Feynman Diagrams: Modeling between Physics and Mathematics

The aim of the present paper is to analyze Feynman diagrams within the context of recent historical and philosophical debates about models in science and against the backdrop of other diagrammatic methods in mathematical physics when dealing with infinite or asymptotic series. Today's philosophical model debate largely defines itself by rejecting the traditional understanding of models as mathematical objects that fulfill the axioms of a theory and are isomorphic to an empirical phenomenon. Instead, it emphasizes the autonomy of models within, or even outside, an overarching theory. The example of Feynman diagrams shows that models thus conceived do not necessarily cease to be mathematical objects, if only in a heuristic or "theoretical" sense. Integrating Feynman diagrams into the mathematical tradition of infinite or asymptotic series allows one to avoid the dichotomy whether they represent mathematical or physical objects, or a mere tool mediating between them.
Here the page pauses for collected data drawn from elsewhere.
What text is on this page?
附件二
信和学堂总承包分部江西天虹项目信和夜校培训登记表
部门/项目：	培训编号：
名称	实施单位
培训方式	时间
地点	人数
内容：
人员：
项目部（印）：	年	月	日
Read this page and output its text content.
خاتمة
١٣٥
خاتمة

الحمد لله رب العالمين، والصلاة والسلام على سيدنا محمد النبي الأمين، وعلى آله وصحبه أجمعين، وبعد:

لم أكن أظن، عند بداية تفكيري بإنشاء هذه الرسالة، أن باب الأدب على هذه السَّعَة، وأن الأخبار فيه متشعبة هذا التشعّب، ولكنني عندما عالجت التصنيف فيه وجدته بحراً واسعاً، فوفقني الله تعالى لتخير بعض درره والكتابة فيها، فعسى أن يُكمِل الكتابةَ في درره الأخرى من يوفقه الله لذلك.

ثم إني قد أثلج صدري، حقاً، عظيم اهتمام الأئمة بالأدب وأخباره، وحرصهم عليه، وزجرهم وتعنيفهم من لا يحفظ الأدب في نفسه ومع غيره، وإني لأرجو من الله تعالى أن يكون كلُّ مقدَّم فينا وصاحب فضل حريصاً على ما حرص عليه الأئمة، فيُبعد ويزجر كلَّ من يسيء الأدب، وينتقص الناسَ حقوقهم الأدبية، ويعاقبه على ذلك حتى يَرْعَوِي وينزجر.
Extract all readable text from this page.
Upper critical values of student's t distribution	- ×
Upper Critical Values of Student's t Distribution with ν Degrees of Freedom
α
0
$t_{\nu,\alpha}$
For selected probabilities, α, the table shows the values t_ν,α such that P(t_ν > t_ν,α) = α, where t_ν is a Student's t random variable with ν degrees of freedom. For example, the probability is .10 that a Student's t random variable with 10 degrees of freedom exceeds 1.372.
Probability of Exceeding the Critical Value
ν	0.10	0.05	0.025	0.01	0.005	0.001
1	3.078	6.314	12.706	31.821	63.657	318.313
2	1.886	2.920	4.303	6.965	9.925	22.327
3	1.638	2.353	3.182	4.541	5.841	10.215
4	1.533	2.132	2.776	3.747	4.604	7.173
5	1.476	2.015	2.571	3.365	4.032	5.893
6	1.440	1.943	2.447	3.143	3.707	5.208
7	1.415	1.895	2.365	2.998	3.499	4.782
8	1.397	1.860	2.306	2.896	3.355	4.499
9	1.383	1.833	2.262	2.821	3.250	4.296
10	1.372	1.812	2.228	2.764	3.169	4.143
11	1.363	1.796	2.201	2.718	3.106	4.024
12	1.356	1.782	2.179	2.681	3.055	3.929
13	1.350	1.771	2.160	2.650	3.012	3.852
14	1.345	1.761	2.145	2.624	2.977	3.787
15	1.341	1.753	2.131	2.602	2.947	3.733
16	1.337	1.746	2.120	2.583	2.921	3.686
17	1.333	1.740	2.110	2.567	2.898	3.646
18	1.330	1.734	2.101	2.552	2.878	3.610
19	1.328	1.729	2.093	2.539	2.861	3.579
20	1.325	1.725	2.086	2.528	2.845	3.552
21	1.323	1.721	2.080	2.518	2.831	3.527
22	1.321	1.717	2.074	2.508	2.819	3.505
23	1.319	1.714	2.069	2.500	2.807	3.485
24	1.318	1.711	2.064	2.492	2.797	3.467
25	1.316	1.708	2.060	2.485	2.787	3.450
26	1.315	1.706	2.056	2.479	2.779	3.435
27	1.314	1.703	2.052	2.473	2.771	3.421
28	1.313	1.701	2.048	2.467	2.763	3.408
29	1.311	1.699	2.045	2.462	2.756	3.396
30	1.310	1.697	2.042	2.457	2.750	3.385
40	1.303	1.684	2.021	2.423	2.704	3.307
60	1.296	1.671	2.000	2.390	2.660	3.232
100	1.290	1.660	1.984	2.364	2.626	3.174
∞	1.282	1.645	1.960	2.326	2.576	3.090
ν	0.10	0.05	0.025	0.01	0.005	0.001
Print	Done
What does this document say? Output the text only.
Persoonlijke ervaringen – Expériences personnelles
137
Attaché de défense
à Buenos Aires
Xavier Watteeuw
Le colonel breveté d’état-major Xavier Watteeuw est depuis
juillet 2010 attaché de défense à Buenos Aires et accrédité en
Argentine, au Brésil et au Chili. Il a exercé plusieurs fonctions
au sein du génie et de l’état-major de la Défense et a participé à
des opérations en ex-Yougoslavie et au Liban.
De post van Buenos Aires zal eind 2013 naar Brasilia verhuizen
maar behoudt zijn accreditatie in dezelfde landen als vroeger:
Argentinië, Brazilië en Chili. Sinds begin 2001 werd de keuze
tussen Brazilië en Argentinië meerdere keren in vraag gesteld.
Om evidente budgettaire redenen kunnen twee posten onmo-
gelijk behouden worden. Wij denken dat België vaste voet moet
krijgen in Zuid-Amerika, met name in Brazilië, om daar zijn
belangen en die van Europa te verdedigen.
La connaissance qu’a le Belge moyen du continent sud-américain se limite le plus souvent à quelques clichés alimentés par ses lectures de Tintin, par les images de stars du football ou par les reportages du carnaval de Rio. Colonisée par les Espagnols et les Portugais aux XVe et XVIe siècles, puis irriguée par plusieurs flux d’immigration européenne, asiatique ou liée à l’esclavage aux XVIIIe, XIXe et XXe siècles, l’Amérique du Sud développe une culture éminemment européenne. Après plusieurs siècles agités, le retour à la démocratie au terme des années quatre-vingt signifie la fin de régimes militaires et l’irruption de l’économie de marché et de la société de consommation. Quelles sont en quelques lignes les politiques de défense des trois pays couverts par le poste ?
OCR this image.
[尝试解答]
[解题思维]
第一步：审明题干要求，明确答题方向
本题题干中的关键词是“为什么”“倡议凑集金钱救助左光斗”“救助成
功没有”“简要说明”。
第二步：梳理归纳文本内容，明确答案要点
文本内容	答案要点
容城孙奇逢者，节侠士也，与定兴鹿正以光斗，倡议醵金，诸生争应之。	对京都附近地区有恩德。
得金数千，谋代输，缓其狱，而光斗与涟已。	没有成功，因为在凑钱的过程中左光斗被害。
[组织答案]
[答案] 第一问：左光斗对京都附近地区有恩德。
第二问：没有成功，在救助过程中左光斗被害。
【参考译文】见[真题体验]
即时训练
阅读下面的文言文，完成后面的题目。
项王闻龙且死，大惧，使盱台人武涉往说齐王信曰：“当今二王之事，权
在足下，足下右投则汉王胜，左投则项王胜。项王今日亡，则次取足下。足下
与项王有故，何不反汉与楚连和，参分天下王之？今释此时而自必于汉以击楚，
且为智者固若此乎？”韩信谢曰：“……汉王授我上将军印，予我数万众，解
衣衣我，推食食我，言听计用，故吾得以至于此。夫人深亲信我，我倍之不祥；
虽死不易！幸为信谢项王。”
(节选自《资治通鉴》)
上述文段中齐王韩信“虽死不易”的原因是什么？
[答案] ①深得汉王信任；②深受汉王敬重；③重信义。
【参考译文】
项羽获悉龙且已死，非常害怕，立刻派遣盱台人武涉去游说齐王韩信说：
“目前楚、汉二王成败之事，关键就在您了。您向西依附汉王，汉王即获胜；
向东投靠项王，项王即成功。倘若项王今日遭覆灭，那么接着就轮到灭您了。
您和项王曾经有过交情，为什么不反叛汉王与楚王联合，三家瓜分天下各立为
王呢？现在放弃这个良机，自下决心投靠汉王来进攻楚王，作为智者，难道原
Along those lines one does, however, not obtain a universal answer to the question as to what Feynman diagrams represent. A single Feynman diagram, in actual scientific practice, can stand for a single mathematical expression or for a physical phenomenon depending on whether the diagram stands for a single term in an infinite series or for a subseries that is given a physical interpretation. This reading of the representation problem also derives support from the historical fact that Feynman was initially motivated by the Breit-Schrödinger model of a quivering electron. Following Schrödinger, such fluctuations may be considered as a physical phenomenon in its own right that is mathematically construed from the macro-level without having a physically fully specified micro-theory.